Deputado Federal Milton Coelho (PSB/PE) – Coordenador de Orçamento Público da Frente Servir Brasil
Em setembro de 2020, Bolsonaro entregou ao Congresso Nacional a PEC 32/2020, projeto de Reforma da Administração Pública, elaborada pelo ministro Paulo Guedes e sua equipe e hoje sob a análise da Comissão de Constituição e Justiça da Câmara Federal. O discurso do governo no envio desta PEC é o de que nossa Administração Pública precisa ser modernizada, porque é ultrapassada e conta com uma grande massa de servidores cheia de privilégios. Ora, nenhum de nós, em sã consciência, quer um Estado defasado e no qual os servidores representem um grupo repleto de regalias. Porém, a proposta do governo não só deixa de lado os servidores realmente privilegiados, como também traz aspectos claros de tirania.
Seu conteúdo é tirânico, pois, sob o pretexto de modernizar a máquina pública, o governo nos apresentou um projeto que dá superpoderes ao presidente e pode destruir todo o corpo profissional do Estado brasileiro. Com a PEC 32, teremos um enorme contingente de profissionais da esfera pública que nunca poderá dizer não às arbitrariedades dos governantes. Isso, entre outros, por dois motivos principais. Primeiro, a proposta cria a figura dos servidores por tempo indeterminado e sem estabilidade – podem atuar na administração pública até que alguém de cima deseje lhes demitir.
Em segundo lugar, o projeto prevê a criação de cargos de confiança sem nenhum critério técnico de ocupação. Hoje, essas funções têm cotas para servidores públicos, ou seja, uma proporção delas deve obrigatoriamente ser assumida por concursados. Isso existe para evitar a nomeação de pessoas sem nenhum entendimento da área na qual vão trabalhar e a manipulação da máquina pública por interesses privados. Imagine o nível de desmandos que o governo poderá cometer se a maioria dos profissionais do Estado possuir vínculos frágeis e for composta por apadrinhados políticos?

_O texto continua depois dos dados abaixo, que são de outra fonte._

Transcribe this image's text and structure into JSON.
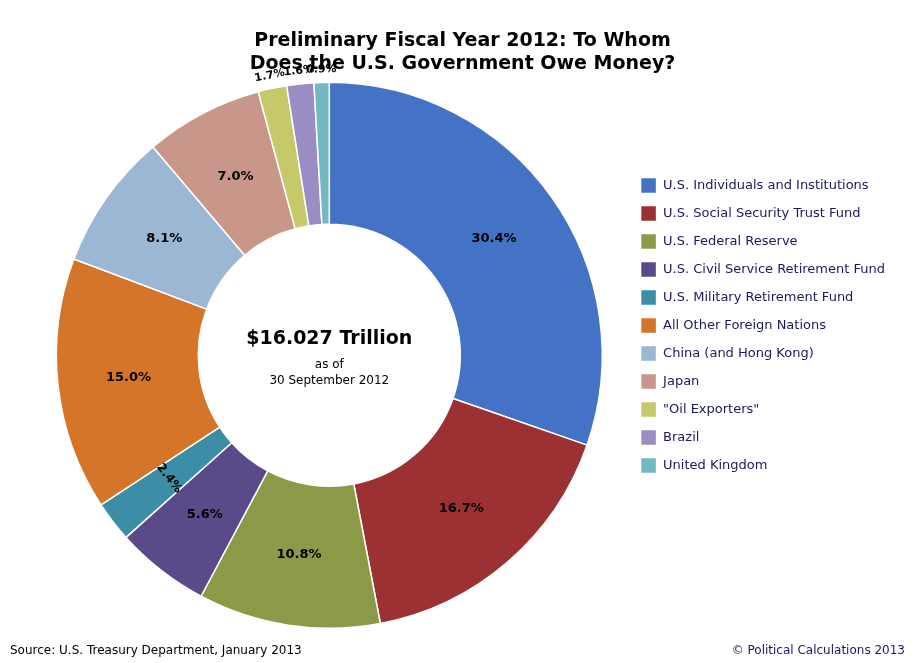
{
  "chart_data": {
    "type": "doughnut",
    "title": "Preliminary Fiscal Year 2012: To Whom\nDoes the U.S. Government Owe Money?",
    "categories": [
      "U.S. Individuals and Institutions",
      "U.S. Social Security Trust Fund",
      "U.S. Federal Reserve",
      "U.S. Civil Service Retirement Fund",
      "U.S. Military Retirement Fund",
      "All Other Foreign Nations",
      "China (and Hong Kong)",
      "Japan",
      "\"Oil Exporters\"",
      "Brazil",
      "United Kingdom"
    ],
    "values": [
      30.4,
      16.7,
      10.8,
      5.6,
      2.4,
      15.0,
      8.1,
      7.0,
      1.7,
      1.6,
      0.9
    ],
    "value_labels": [
      "30.4%",
      "16.7%",
      "10.8%",
      "5.6%",
      "2.4%",
      "15.0%",
      "8.1%",
      "7.0%",
      "1.7%",
      "1.6%",
      "0.9%"
    ],
    "colors": [
      "#4472C4",
      "#9B3132",
      "#8B9A46",
      "#5B4A8A",
      "#3B8EA5",
      "#D4752A",
      "#9BB7D4",
      "#C9968A",
      "#C5C96A",
      "#9B8DC4",
      "#73B8C4"
    ],
    "data_labels": true,
    "legend": "right",
    "annotations": [
      "$16.027 Trillion",
      "as of\n30 September 2012",
      "Source: U.S. Treasury Department, January 2013",
      "© Political Calculations 2013"
    ]
  }
}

Mas o despotismo não para por aí: com esta PEC, o presidente pode decidir sozinho e sem nenhum diálogo com o Congresso Nacional a respeito da junção ou extinção dos órgãos da Administração Pública. Se esta proposta estivesse vigente, Bolsonaro poderia dar fim à FUNAI, ao ICM Bio ou à Fundação Palmares numa canetada, por exemplo. E nós, parlamentares eleitos para representar o povo, nada poderíamos fazer.
Além de seu conteúdo, a PEC 32 também é tirânica pelo momento em que se apresenta. Temos crise sanitária, recessão econômica e um orçamento profundamente aquém do necessário para enfrentar os desafios. É hora de discutirmos vacinação, o fortalecimento do nosso Sistema Único de Saúde, a criação de empregos e a retomada das aulas. De pautarmos uma reforma tributária progressiva, que aumente os recursos para os serviços públicos e diminua a desigualdade.
Mais ainda, é o momento de valorizarmos a imensa maioria dos servidores concursados que tem batalhado para manter os serviços públicos de pé, entre eles os profissionais de saúde que, sob condições esgotantes e precárias de trabalho, seguem tentando preservar vidas. Mas, com sua tirania míope, o governo prefere pressionar o Congresso a discutir uma Reforma que fragiliza a atuação do Estado e gastar o tempo manchando a imagem dos servidores públicos para toda nossa população.